The purpose is to glue the two halves of a top or back plate for a stringed instruments.
These plates can be either flat (for flattop instruments like acoustic guitars for instance) or have the shape of a wedge for carved instruments (bluegrass mandolin, jazz guitar, violin familly..).
The traditional way of doing it is to use the "Spanish method", like can be seen here :
but this method only work well with flat plates.
The jig I use above has the advantage of being suitable for both kinds of instruments.
There is a table, one fixed edge on one side, and above the center line, a kind of wooden bridge made of a round pole (it can be wood or even round steel tubing).
The flat faces of the plates are kept flat on the table thanks to wooden wedges that insert between the plates and the above pole.

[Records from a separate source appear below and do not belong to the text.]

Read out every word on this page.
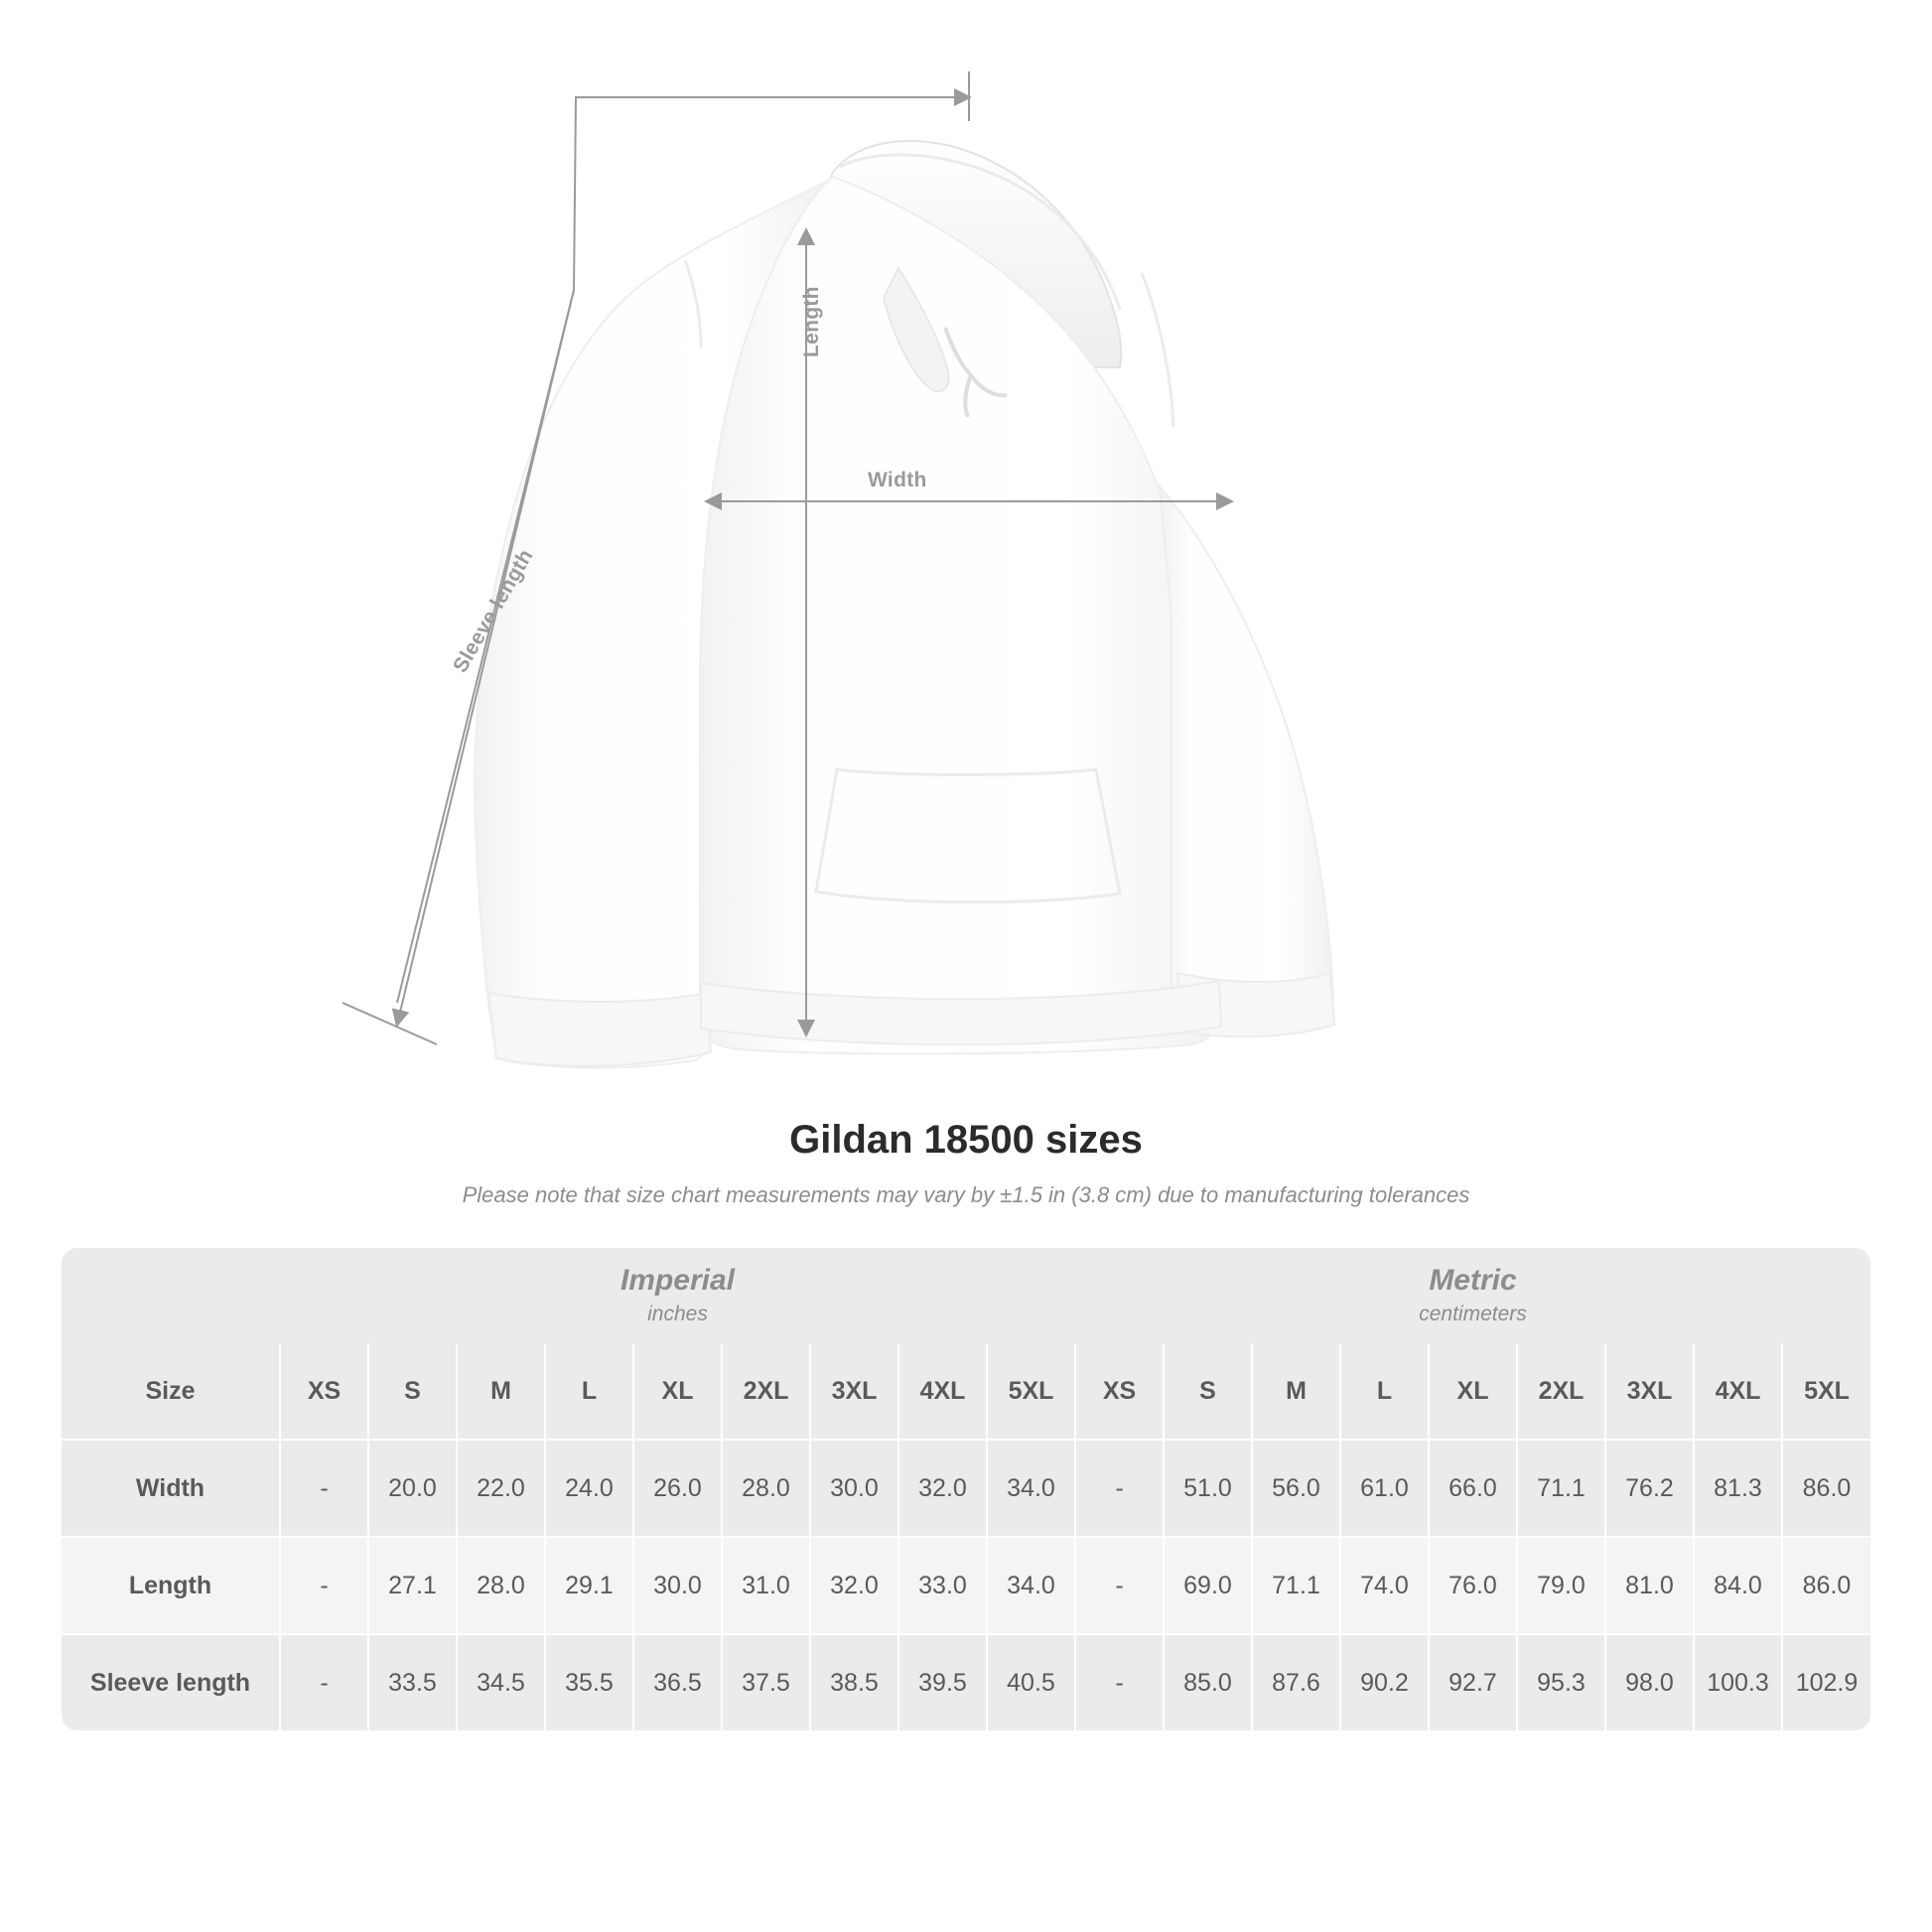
Length
Width
Sleeve length
Gildan 18500 sizes

Please note that size chart measurements may vary by ±1.5 in (3.8 cm) due to manufacturing tolerances

Imperial
inches

Metric
centimeters

Size	XS	S	M	L	XL	2XL	3XL	4XL	5XL	XS	S	M	L	XL	2XL	3XL	4XL	5XL
Width	-	20.0	22.0	24.0	26.0	28.0	30.0	32.0	34.0	-	51.0	56.0	61.0	66.0	71.1	76.2	81.3	86.0
Length	-	27.1	28.0	29.1	30.0	31.0	32.0	33.0	34.0	-	69.0	71.1	74.0	76.0	79.0	81.0	84.0	86.0
Sleeve length	-	33.5	34.5	35.5	36.5	37.5	38.5	39.5	40.5	-	85.0	87.6	90.2	92.7	95.3	98.0	100.3	102.9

You put wooden shims as necessary, depending on the plate shape.
Add two big clamps to tighten and you have an easy way to do this strategic job when building an instrument.
The seem must be invisible, so you need quite a bit of pressure.
But you dont want the plates to lift because of the pressure, hence the jig.
I forgot to say that I add a band of waxed paper under the joint to avoid the squeezing glue to stick the workpiece on the table.
That's it !
I am recovering from nasty bowel surgery
and hoping to get back into my workshop soon.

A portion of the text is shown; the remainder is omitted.